Of course this is true if $R$ is commutative, since $[x,y]=0$ for any $x,y \in R$. I tried $R = M_2(\Bbb F_p)$, but it seems painful to check whether $[[x,y],z]=0$ holds or not. Maybe there is an easier idea? Thank you very much!
The simplest example I can think of is the (non-unital) algebra of strictly upper triangular $3\times3$-matrices: $$ R=\left\{\left(\begin{array}{ccc}0&a&b\\0&0&c\\0&0&0\end{array}\right)\bigg\vert\ a,b,c\in\Bbb{R}\right\}. $$ All the commutators have $a=c=0$, but the $b$-component of $[x,y]$ is non-zero iff the $a$-component of $x$ and the $c$-component of $y$ are both non-zero. Therefore we also get $[[x,y],z]=0$ for all $x,y,z\in R$.
Unless I missed something we can actually make $R$ unital by allowing all the upper triangular matrices such that the diagonal entries are all equal. After all, adding a scalar multiple of $I_3$ is not going to change the commutators one bit.
Let $F$ be the free algbra generated by letters $a$ and $b$, endow it with its usual grading, and let $I$ be the ideal of $F$ generated by all elements of the form $[[x,y],z]$ with $x$, $y$ and $z$ in $F$. Since the iterated bracket is trilinear, it is enough to consider homogeneous elements $x$, $y$ and $z$ when generating $I$, and therefore $I$ is a homogeneous ideal. The ring $F/I$ satisfies the desired identity.

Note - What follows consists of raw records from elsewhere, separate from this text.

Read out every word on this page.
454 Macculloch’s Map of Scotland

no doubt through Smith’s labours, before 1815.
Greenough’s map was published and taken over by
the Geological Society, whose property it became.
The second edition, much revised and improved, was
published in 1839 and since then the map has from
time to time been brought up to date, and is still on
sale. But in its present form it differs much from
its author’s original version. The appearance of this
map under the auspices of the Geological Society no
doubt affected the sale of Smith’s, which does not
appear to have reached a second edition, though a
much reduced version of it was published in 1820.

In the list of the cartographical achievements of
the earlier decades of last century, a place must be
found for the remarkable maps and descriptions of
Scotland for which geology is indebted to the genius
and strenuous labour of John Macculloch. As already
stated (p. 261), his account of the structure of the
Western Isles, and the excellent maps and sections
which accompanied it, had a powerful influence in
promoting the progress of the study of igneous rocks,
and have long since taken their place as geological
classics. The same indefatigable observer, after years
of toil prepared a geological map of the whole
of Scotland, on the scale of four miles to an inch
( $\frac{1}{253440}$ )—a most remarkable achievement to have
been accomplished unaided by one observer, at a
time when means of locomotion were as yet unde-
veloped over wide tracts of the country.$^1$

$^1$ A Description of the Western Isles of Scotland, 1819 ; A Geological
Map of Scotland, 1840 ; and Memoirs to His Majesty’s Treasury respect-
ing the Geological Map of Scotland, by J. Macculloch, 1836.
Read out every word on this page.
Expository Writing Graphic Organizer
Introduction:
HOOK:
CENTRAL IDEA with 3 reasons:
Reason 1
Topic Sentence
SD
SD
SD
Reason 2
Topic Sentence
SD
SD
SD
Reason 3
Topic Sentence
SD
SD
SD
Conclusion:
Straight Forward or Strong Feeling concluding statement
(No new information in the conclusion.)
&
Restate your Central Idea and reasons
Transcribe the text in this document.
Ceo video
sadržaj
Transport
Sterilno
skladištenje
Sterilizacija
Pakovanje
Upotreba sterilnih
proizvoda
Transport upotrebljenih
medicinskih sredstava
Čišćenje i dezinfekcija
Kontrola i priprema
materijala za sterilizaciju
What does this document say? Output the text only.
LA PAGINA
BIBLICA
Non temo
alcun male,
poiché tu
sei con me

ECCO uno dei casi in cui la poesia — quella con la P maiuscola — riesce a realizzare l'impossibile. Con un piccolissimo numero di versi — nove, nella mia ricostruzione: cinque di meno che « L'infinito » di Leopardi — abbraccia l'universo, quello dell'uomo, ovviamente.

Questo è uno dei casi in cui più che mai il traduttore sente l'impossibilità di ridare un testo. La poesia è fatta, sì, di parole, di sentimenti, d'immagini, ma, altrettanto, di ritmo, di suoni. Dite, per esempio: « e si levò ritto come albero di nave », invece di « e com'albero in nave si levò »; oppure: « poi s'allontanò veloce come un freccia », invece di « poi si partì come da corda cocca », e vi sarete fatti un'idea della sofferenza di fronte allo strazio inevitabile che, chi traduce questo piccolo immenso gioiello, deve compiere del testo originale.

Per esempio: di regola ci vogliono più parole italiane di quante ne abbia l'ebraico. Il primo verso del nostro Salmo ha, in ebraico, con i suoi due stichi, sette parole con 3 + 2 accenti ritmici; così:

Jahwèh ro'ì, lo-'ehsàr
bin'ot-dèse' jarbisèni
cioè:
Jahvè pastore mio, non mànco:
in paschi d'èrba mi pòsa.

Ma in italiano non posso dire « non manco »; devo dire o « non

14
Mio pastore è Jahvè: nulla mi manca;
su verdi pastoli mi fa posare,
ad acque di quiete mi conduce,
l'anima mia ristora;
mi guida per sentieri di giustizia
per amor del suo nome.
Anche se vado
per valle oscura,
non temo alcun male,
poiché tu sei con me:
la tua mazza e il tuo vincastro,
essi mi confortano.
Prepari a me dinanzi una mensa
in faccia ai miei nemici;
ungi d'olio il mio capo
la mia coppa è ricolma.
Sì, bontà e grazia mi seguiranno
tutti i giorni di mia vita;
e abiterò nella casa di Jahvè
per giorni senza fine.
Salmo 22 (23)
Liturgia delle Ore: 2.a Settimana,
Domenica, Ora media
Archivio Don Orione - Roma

We want to show that $R$ is non trivial and non-commutative. If the three letters are homogeneous, the element $[[x,y],z]$ cannot be nonzero and have degree $\leq 2$. Indeed, that can only happen if one of $x$, $y$ or $z$ has degree zero, and then the iterated bracket is itself zero. It follows that $I$ does not contain $[a,b]$, so that $R$ is nontrivial and noncommutative.
An example is the $(2n+1)$-dimensional Heisenberg Lie Algebra $R$, together with a non-commutative bilinear product $(x,y)\mapsto x\cdot y$ satisfying $$ x\cdot y-y\cdot y=[x,y]. $$ Such a bilinear product exists (in fact, several such products, also non-commutative ones, and also given by matrix multiplication) and is called a pre-Lie algebra structure on $R$. Of course we have $[[x,y],z]=0$, since the Heisenberg Lie algebra is $2$-step nilpotent as a Lie algebra, i.e., $[L,L]\subseteq Z(L)$. Here we consider $L$ as a matrix Lie algebra (taking a faithful linear representation if necessary).